Why not declare self-determination a constitutional right? After all, the Ethiopian constitution of 1994 provides in article 39 that ‘'Every nation, nationality or people in Ethiopia shall have the unrestricted right to self determination up to secession'’. Is Australia not willing to catch up after Ethiopia, 20 years later? Such an insertion in the constitution provides a standard against which Australian government policy can be considered and allows for Aborigines to sue for its breach.
Recognition is supposed to deliver benefits to Aborigines yet the beneficiaries are denied the chance to have a say. Public meetings on recognition have been held around Australia without a single meeting to hear Aboriginal opinion.
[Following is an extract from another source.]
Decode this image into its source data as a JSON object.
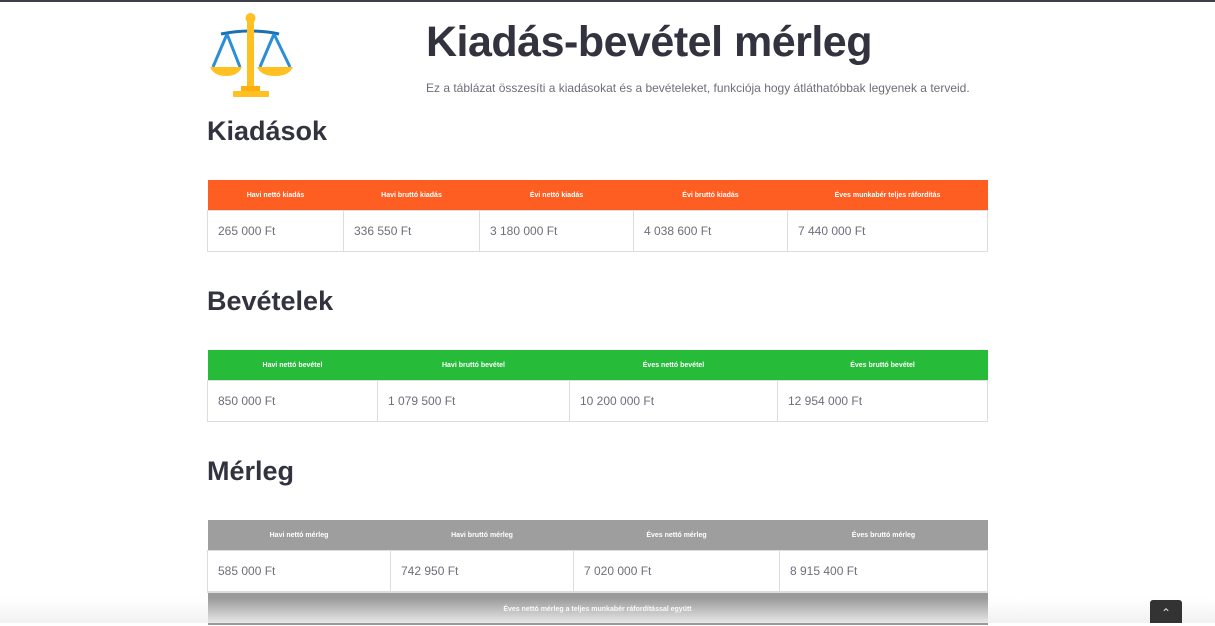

If Aborigines had a say they would call for legislative action, not constitutional tampering. Legislation is quicker, more predictable and cheaper. Whereas Federal Parliament can create instant law, parliamentary support for a referendum does not guarantee the outcome. With 36 of 44 referendums rejected since federation, a ‘'no'’ vote is more than on the cards.
None of the recognition proposals confer any right on Aborigines to sue, nor do they impose any obligation on government to act. If Prime Minister Tony Abbott wants to be constructive and practical, change the date of Australia Day from January 26. The only significance of the date is that it marks the arrival of whites to the detriment of indigenous peoples, making the celebrations race-based. Hardly appropriate for a national day.
As Gary Foley said: “Who gives a damn about whether we’re mentioned in the Australian Constitution. What real difference will it make? It’s a grand token gesture and will mean nothing in the long run, so it’s a waste of time for people to be even talking about it”.
Michael Mansell is a an Aboriginal lawyer from Tasmania.